Nov 14, 2007
The scientists say that by custom designing the values of two parameters that describe electromagnetic (EM) materials, the electrical permittivity and magnetic permeability, around and inside a cylinder, a novel optical device could be produced. Essentially, most of the device would be invisible to detection by external EM radiation of a certain frequency, with only the ends of the cylinder being visible and accessible to the EM waves.
“The chosen values for the permittivity and permeability would cause the coating to manipulate EM waves in a way that is not seen in nature,” explained University of Rochester mathematician Allan Greenleaf, one of the paper's authors, to PhysOrg.com.
Permittivity is a measure of a material's readiness to become electrically polarized in response to an applied electric field (how well it “permits” the field). Permeability describes how magnetized a material becomes when a magnetic field is applied. Modern EM materials known as metamaterials allow theoretical designs, such as a wormhole, to be physically constructed, at least in principle.
Greenleaf and his colleagues, Yaroslav Kurylev of University College in London, Matti Lassas of the Helsinki University of Technology, and Gunther Uhlmann of the University of Washington, use the word “wormhole” in more of a mathematical sense than physical. That is, the devices would act as wormholes from the viewpoint of Maxwell's equations, the four fundamental equations that describe the relationship between electric fields, magnetic fields, electric charge, and electric current.
For any other frequencies than those for which the permittivity and permeability were designed, the tunnel region would look roughly like a solid cylinder. But for the right frequencies, says Greenleaf, “the tunnel has the effect of changing the topology of space. The electromagnetic waves behave as though they are propagating through a space to which a handle has been attached, in the same way that ants crawling on the door of your refrigerator have two ways to get from one end of the handle to the other: by traveling over the handle or on the flat surface underneath.”
That is, any object within the tunnel is only visible to EM waves that enter at one of the tunnel's ends. Conversely, any EM waves emitted by an object in the tunnel can only leave through one of the ends. However, Greenleaf says that it's important to note that the shape of space has not actually been changed, as does happen for Einstein-Rosen wormholes in general relativity.

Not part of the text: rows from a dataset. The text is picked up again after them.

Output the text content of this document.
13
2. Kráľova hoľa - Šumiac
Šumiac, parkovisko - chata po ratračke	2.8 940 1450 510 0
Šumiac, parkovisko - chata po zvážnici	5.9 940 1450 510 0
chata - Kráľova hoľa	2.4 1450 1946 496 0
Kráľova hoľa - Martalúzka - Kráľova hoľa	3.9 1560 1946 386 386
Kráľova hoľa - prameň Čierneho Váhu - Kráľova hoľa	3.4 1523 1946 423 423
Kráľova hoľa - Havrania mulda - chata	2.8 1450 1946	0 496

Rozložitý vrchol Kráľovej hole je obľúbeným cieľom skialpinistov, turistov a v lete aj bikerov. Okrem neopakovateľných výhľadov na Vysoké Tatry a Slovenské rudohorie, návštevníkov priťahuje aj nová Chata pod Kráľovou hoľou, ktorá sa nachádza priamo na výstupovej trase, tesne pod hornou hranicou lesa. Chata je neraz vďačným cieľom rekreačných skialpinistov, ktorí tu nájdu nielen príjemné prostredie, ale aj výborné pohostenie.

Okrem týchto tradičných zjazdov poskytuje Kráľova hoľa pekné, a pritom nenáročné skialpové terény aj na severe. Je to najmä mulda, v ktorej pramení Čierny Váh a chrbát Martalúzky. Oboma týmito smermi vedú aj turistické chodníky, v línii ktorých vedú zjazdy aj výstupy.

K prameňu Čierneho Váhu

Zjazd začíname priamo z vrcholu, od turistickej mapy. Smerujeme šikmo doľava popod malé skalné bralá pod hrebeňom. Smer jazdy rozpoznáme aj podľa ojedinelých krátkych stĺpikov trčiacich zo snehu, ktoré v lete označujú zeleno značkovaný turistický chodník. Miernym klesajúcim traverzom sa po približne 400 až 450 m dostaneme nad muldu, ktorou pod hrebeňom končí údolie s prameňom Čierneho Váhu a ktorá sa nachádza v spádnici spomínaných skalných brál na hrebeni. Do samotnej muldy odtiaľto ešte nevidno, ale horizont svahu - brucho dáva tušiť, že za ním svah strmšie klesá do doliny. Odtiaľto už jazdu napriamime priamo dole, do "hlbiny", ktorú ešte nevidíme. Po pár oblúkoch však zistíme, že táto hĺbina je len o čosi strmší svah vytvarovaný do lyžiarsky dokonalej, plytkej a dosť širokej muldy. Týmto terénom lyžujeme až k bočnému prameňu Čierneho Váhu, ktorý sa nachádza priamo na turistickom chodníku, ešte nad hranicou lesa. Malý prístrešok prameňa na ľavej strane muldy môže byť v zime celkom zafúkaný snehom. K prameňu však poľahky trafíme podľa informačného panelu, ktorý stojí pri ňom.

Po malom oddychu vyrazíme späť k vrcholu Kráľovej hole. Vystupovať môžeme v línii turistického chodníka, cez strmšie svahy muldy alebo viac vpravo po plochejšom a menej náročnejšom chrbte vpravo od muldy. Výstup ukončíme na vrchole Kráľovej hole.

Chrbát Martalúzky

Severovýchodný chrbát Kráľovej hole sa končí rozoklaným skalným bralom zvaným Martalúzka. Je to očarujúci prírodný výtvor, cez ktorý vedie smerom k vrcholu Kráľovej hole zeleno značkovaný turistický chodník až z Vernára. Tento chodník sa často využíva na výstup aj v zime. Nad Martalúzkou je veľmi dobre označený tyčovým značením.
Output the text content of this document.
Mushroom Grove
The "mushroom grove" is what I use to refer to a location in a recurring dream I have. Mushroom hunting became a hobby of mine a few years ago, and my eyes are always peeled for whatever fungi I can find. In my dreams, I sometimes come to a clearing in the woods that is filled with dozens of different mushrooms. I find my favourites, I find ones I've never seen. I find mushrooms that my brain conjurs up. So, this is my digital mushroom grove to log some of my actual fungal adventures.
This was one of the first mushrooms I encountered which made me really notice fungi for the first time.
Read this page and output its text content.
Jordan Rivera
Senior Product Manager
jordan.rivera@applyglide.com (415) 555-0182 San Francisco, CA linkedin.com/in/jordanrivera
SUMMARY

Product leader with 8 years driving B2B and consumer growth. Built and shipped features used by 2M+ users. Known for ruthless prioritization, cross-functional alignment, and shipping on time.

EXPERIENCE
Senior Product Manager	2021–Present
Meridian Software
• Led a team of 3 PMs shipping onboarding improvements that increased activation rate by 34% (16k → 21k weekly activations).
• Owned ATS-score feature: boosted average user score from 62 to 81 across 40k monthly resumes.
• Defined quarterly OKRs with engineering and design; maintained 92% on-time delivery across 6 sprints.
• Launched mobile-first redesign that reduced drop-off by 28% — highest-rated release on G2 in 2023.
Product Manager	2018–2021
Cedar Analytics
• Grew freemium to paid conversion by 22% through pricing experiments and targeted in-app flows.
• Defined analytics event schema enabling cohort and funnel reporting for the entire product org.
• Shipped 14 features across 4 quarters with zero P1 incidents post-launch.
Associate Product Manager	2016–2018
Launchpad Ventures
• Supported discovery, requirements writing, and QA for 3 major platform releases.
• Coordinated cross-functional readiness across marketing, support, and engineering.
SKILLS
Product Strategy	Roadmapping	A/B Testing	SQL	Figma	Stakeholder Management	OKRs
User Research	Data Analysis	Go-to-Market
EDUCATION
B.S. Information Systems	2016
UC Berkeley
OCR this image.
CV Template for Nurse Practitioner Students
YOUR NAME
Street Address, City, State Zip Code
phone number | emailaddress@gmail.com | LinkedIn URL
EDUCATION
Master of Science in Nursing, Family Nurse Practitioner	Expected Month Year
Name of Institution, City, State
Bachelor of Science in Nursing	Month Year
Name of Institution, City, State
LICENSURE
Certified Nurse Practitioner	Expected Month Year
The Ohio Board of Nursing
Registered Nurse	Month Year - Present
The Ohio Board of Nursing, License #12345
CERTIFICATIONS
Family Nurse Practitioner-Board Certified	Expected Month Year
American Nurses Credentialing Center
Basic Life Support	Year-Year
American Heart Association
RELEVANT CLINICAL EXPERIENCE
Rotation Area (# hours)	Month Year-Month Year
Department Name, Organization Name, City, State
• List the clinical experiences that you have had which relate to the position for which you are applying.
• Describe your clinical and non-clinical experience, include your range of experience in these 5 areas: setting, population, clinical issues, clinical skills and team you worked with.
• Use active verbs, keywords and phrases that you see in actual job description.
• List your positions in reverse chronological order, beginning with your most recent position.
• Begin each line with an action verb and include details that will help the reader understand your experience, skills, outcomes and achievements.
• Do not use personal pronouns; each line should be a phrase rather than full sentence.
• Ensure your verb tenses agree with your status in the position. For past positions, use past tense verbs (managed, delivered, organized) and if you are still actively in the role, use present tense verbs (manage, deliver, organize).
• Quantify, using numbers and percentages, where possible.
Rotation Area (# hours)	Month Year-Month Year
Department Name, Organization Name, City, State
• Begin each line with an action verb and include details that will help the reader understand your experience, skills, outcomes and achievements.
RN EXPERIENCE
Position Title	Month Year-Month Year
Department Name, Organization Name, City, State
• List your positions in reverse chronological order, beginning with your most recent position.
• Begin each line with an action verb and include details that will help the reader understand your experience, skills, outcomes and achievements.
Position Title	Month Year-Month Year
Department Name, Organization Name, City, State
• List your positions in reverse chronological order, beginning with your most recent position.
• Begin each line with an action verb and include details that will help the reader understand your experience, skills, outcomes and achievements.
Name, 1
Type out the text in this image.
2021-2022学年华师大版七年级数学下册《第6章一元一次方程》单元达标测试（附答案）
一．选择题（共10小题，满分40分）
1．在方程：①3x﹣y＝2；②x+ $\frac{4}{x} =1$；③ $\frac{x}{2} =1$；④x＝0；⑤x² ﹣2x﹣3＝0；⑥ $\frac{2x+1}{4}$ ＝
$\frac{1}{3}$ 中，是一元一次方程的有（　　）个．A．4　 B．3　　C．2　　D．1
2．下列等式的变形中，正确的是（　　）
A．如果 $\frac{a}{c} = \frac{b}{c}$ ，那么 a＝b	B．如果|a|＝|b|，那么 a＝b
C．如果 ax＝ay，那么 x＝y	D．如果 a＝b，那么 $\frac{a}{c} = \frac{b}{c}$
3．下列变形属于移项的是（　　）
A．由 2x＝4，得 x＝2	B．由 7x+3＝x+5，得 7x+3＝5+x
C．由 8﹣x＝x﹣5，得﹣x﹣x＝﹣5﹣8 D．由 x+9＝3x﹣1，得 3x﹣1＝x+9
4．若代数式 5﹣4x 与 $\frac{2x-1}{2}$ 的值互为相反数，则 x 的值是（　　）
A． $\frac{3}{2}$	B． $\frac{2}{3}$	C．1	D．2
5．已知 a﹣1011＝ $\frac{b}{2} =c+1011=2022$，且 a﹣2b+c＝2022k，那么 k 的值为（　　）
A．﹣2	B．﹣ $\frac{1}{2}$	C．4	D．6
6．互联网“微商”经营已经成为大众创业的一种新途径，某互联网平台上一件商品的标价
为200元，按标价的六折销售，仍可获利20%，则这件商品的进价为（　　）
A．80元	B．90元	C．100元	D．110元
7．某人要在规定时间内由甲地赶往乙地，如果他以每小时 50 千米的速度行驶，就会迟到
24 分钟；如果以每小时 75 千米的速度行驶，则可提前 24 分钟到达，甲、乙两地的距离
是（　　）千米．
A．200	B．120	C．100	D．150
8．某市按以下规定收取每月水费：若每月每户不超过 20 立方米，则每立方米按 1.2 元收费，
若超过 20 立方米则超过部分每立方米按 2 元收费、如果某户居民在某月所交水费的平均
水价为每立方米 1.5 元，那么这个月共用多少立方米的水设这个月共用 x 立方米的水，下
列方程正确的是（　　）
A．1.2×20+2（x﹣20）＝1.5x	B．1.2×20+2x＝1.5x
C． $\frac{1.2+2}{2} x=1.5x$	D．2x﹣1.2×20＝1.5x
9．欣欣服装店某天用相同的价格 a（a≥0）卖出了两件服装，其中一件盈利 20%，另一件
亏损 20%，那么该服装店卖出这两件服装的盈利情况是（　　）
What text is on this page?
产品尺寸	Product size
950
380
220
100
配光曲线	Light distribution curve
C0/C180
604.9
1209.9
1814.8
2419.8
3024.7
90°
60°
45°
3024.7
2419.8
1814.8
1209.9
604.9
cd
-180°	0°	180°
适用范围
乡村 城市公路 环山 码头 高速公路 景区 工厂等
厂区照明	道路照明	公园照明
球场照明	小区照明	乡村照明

This effect could have interesting applications. For example, a magnetic dipole (such as a bar magnet) placed near one of the ends would, at the other end, appear to approximate a magnetic monopole, a theoretical particle with only one magnetic pole, i.e. that has magnetic charge. True magnetic monopoles have never been discovered, and the work by Greenleaf and his colleagues does not claim otherwise.
The scientists propose other possible applications, such as in magnetic resonance imaging (MRI), where a wormhole device could be used to allow doctors to operate on a patient while simultaneously imaging the patient. Doctors could insert metal surgical tools into the tunnel area without disturbing the MRI machine's magnetic field.
Another example is an optical computer, where active components could be placed inside wormholes such as to not interact with each other and cause malfunctions.
Metamaterials for invisibility, while still in the very early stages of development, are already being researched. Last year, scientists from Duke University created a device that renders a copper disc invisible to observation by microwaves.